UDD leaders promised last week that their supporters would not attempt to block parliament to prevent the government from delivering its policy address. But that could change.

UDD leader Chatuporn Promphan said that the UDD will announce its final decision on whether to try to blockade parliament hours before the Lower House is to meet on Monday morning.

Protesters on Sunday afternoon used iron barricades to close down U-Thong Nai Road near the Equestrian Statue of King Rama V. They said they have to blockade the road for the safety of incoming demonstrators in front of the parliament.

Their tactics were a virtual carbon-copy of those used by the parallel group People's Alliance for Democracy, who tried to blockade parliament and halt a policy speech last Oct 7. Police met them with tear gas in a violent confrontation that left one woman dead and several protesters maimed.

The government's Operations Centre at the the Ministry of Interior reported that red-shirted people travelled by train, bus and car to Bangkok from Chiang Mai and Chumphon in the North, Kalasin in the Northeast, Ayutthaya, Chon Buri in the central region and from Chanthaburi in the East to the rally.
The question is whether the Thai police and army will do as little to defend public institutions when confronted by a pro-Thaksin mob dressed in red as they did over the course of the past six months when confronted by a mob dressed in yellow.
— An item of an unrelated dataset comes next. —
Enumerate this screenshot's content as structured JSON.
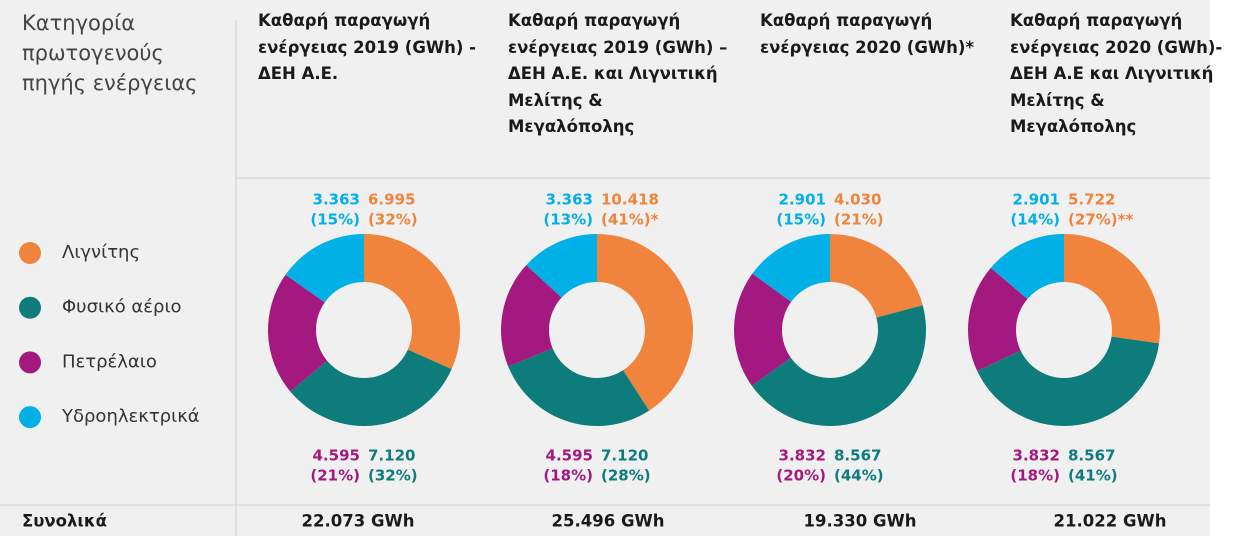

It seems to me that confrontation between police and army units and red demonstrators is somewhat more likely than when the protesters wore yellow shirts. Thai government and its supporters -- emboldened by recent success -- could easily miscalculate at this juncture and overplay its hand.

Whereas the red shirt mob is from out of town, the yellow shirt mob -- whose heavy-handed tactics (for example, shutting down the country's main airports) heralded in the new government -- had been comprised of many Bangkok residents. It may seem simplistic to emphasize geography at a time like this, but if these protests lead to violence, regional loyalties will be accentuated. To say that these developments do not bode well for national unity would be an understatement.